Blind and visually impaired people go to movies, Arnold says. "Look at people on a dance floor. No two people dance alike," he jokes. A visually impaired dancer wouldn't look or feel out of place, Arnold says.

Arnold says one of the best things about the BFLAG convention is the support group meetings, in part, because blind gay and lesbian people can be afraid to come out.

"In the support groups they'll have a safe place to talk about being gay. [They will] learn that they're not alone," Arnold says.

At a fund-raiser BFLAG was scheduled to hold on Tuesday, a proclamation from Baltimore Mayor Martin O'Malley's office was to be presented to mark June 22 as "BFLAG Day in the City of Baltimore," Arnold says.

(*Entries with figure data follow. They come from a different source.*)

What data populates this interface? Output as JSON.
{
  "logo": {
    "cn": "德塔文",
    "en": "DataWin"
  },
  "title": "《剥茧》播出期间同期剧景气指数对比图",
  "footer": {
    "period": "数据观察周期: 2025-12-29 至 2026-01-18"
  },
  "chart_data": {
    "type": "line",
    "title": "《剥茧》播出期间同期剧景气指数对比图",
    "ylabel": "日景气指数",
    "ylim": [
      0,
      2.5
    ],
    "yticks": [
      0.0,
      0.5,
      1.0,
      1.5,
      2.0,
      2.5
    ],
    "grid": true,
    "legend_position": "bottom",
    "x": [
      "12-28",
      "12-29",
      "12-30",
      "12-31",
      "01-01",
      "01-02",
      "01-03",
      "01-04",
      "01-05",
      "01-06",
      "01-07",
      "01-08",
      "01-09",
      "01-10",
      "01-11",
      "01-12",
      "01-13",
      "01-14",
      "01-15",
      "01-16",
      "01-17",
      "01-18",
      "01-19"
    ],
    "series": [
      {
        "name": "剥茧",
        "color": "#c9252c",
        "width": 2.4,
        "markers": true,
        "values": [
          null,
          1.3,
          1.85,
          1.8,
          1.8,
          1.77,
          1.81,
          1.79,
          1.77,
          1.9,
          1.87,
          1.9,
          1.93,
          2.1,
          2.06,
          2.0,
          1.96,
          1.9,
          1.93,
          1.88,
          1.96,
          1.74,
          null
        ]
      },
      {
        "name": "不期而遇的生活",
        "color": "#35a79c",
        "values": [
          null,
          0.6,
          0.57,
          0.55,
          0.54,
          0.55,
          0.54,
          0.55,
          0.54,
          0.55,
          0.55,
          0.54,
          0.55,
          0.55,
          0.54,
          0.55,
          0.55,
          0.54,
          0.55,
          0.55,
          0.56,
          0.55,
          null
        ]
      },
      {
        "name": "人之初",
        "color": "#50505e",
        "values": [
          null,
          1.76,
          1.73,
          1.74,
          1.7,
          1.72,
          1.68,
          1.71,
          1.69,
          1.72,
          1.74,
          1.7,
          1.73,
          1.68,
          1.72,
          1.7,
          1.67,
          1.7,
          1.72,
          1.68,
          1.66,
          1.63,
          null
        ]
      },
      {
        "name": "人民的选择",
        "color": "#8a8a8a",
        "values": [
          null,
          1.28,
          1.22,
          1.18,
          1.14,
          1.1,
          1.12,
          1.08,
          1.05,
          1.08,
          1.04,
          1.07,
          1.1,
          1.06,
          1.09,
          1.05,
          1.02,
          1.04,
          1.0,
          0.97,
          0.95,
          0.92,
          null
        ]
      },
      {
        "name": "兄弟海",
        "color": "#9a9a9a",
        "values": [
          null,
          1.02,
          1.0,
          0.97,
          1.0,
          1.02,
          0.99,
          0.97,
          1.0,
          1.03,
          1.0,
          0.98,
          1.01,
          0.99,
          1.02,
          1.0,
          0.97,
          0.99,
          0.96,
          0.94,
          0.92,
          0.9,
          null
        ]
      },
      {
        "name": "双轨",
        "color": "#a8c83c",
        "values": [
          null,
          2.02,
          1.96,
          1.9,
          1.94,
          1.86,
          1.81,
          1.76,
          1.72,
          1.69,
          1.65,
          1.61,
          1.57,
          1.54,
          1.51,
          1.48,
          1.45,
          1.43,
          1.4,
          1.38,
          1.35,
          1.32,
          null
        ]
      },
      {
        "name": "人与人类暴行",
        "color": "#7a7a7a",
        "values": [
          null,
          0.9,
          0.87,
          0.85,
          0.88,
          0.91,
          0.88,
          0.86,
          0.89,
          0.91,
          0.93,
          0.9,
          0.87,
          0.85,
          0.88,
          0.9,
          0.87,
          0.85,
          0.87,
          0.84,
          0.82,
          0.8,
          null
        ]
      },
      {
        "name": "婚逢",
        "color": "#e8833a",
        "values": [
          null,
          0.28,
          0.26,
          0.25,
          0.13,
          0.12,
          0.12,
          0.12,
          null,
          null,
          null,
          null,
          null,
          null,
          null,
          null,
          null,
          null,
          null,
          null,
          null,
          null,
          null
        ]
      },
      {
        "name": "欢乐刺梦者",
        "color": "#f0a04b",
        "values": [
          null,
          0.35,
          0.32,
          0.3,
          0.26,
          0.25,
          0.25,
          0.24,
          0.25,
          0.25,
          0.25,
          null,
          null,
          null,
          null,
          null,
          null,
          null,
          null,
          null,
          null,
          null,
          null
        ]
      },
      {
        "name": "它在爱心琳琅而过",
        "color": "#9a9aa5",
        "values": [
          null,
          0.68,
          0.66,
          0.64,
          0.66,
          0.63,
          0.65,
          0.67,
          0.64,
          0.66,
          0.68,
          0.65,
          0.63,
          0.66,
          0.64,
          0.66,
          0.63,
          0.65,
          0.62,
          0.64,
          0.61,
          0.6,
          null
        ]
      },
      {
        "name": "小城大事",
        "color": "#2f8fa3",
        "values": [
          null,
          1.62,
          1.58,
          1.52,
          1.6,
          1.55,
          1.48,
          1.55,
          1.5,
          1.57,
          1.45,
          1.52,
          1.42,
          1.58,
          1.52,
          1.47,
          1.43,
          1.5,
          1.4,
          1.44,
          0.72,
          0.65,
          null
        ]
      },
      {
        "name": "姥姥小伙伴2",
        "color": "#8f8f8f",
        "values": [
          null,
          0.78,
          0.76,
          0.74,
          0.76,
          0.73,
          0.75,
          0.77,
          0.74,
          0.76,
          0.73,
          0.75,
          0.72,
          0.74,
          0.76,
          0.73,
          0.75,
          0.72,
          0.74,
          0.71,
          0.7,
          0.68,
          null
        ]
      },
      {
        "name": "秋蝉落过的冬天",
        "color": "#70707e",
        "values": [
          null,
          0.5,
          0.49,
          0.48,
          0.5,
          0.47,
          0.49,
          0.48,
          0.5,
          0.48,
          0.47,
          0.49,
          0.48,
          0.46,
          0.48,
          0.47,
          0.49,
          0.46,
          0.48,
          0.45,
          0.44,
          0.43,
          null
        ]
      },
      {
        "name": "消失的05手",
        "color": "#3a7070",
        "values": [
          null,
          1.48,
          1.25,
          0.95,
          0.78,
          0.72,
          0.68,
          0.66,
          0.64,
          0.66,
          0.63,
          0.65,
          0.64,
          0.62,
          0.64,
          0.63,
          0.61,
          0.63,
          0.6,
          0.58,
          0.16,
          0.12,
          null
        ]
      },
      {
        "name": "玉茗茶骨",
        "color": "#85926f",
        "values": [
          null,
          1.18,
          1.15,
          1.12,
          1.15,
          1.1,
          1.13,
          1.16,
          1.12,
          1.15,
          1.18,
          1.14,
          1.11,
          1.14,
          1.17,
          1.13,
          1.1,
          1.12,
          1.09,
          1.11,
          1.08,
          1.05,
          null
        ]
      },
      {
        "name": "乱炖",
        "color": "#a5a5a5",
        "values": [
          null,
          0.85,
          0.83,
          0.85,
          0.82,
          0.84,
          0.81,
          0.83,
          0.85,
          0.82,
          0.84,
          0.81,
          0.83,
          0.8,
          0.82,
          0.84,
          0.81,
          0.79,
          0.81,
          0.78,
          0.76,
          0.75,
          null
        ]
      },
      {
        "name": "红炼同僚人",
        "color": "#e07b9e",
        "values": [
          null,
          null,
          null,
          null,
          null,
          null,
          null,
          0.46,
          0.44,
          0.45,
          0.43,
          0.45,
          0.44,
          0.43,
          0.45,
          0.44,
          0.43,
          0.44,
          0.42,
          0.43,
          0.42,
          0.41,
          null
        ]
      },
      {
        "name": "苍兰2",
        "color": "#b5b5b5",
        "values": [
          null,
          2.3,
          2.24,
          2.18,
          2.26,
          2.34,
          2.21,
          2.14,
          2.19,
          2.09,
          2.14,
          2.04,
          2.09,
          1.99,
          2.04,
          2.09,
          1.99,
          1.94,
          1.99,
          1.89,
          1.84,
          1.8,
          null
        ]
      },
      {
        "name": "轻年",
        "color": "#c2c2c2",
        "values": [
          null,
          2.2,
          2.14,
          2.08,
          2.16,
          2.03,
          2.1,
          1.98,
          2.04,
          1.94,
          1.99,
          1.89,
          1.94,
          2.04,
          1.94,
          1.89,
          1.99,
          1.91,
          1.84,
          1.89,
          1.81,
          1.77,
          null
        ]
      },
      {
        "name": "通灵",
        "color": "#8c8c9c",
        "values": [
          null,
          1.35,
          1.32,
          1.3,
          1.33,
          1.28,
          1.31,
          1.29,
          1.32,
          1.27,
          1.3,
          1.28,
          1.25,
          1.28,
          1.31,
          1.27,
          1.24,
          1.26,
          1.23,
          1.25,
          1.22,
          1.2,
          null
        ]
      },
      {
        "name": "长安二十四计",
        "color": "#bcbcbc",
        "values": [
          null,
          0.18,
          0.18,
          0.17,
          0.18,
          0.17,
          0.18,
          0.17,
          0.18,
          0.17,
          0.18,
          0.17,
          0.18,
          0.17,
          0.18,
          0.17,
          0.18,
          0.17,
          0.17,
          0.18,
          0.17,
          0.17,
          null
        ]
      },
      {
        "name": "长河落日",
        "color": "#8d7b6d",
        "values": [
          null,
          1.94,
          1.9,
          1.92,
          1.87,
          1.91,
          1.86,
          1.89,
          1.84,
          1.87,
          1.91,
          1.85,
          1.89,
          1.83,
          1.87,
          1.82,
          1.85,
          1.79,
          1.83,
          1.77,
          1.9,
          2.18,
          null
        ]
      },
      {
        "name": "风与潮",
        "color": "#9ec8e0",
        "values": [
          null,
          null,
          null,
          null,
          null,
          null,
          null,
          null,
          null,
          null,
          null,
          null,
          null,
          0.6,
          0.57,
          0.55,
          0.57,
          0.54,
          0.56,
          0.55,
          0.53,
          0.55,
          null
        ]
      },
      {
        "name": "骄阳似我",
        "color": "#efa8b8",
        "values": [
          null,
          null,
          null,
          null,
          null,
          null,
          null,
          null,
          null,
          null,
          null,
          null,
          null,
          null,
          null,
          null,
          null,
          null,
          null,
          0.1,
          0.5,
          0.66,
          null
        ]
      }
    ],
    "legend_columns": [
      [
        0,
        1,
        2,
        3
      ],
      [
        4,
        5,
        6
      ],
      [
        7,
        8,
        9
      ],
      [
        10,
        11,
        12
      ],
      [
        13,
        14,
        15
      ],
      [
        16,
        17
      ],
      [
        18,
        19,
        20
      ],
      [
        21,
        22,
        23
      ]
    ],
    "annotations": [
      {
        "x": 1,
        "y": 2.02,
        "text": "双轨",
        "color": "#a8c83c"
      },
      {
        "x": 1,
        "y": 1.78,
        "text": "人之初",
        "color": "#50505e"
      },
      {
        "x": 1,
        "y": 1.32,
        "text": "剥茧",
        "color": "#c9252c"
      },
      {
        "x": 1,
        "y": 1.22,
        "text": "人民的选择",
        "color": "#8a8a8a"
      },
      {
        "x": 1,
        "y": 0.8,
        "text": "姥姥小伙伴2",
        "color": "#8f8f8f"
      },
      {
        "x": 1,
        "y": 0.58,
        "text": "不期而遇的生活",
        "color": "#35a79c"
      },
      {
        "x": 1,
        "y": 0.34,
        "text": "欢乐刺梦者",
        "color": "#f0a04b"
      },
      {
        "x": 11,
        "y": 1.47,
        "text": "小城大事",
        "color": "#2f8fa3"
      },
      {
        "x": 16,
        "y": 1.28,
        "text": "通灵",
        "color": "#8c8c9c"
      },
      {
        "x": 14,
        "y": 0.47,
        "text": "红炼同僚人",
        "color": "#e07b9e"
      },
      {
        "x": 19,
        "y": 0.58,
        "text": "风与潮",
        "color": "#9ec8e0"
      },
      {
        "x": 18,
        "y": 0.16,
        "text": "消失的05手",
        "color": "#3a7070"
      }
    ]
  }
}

His hope was that the proclamation would "let people know that we're here."

Many gay blind people never come out, Arnold says. "They're afraid of being shunned by gay people for being blind and by blind people for being gay," he says.

There is little chance that the discrimination faced by gay men and lesbians with disabilities will go away any time soon, observers say. But increasingly there are small signs of hope.

Arnold says the recognition in Baltimore for BFLAG is believed to be the first proclamation to be issued to honor a gay disability group.

Killacky noted that "Queer Crips: Disabled Gay Men and Their Stories" is being used by queer studies and disabilities studies classes. He and Guter hope this will help change attitudes.

So while gay people with disabilities might often feel isolated or invisible, O'Toole and others say "there's a network with thousands" out there, and a growing number are finding each other.